NBA All-Star and former Portland Trail Blazers player Cliff Robinson has passed away. He was 53.
Robinson’s alma mater, University of Connecticut, confirmed the news on Saturday (Aug. 29). His cause of death is unknown at this time.
“He was our first great player,” former UConn coach Jim Calhoun said in a statement. “He came from a difficult background in Buffalo, I watched him evolve as a man...He was a good man, had a great career, and was instrumental in a lot of the great things that happened at UConn.”
According to Calhoun, Robinson suffered a stroke in 2017, paralyzing the left side of his body. In 2018, he had a tumor removed from his jaw.
The dynamic 6-foot-10 athlete from Buffalo, New York played at UConn from 1985-89.
Following his impressive time at the university level, Robinson began playing for the Portland Trail Blazers where he spent eight years of his career and assisted in helping them make it to the NBA Finals in 1990 and 1992.

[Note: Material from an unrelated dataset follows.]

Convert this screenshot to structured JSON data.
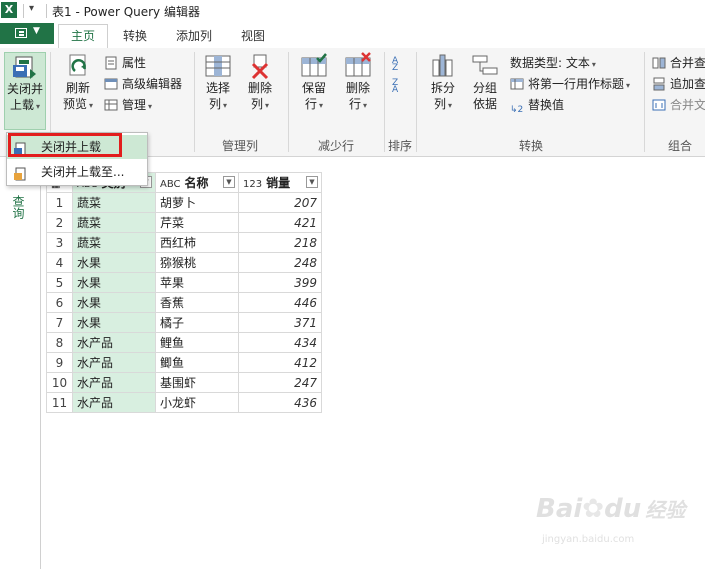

He won the NBA Defensive Player of the Year NBA’s Sixth Man of the Year in 1993. In 1994 he was crowned as an NBA All-Star.
“The Trail Blazers organization is deeply saddened by the passing of Trail Blazers great Cliff Robinson,” the team said in a statement. “...His personality and energy were unmatched, and his contributions on the court were unmistakable, helping the Trail Blazers into the playoffs each of his eight seasons with the team. We extend our heartfelt condolences to Cliff’s family and loved ones. Uncle Cliffy will be greatly missed by the Trail Blazers and all of Rip City.”
The Trail Blazers organization is deeply saddened by the passing of Trail Blazers great Cliff Robinson. We extend our heartfelt condolences to Cliff’s family & loved ones. Uncle Cliffy will be greatly missed by the Trail Blazers & all of Rip City.https://t.co/X4ixK1XCPT pic.twitter.com/0njgpimiBH— Portland Trail Blazers (@trailblazers) August 29, 2020
During his time in the NBA, Robinson played for the Golden State Warriors, New Jersey Nets, Detroit Pistons and Phoenix Suns. UConn retired Robinson’s No. 00 in 2007, the same year he retired from the Nets.
Following his professional career, Robinson starred as a contestant on CBS reality show “Survivor.” He also became a cannabis advocate and rallied for the legalization of marijuana.
“If you play 18 years in the NBA and perform over an 82-game schedule, you’re going to deal with anxiety issues and your ability to relax,” Robinson told the Las Vegas Sun in 2018. “Cannabis has always helped me with that.”
Robinson will forever be known to be an inspiration to many and his legacy will live on.
REVOLT sends its condolences to Robinson’s family, friends and colleagues at this time.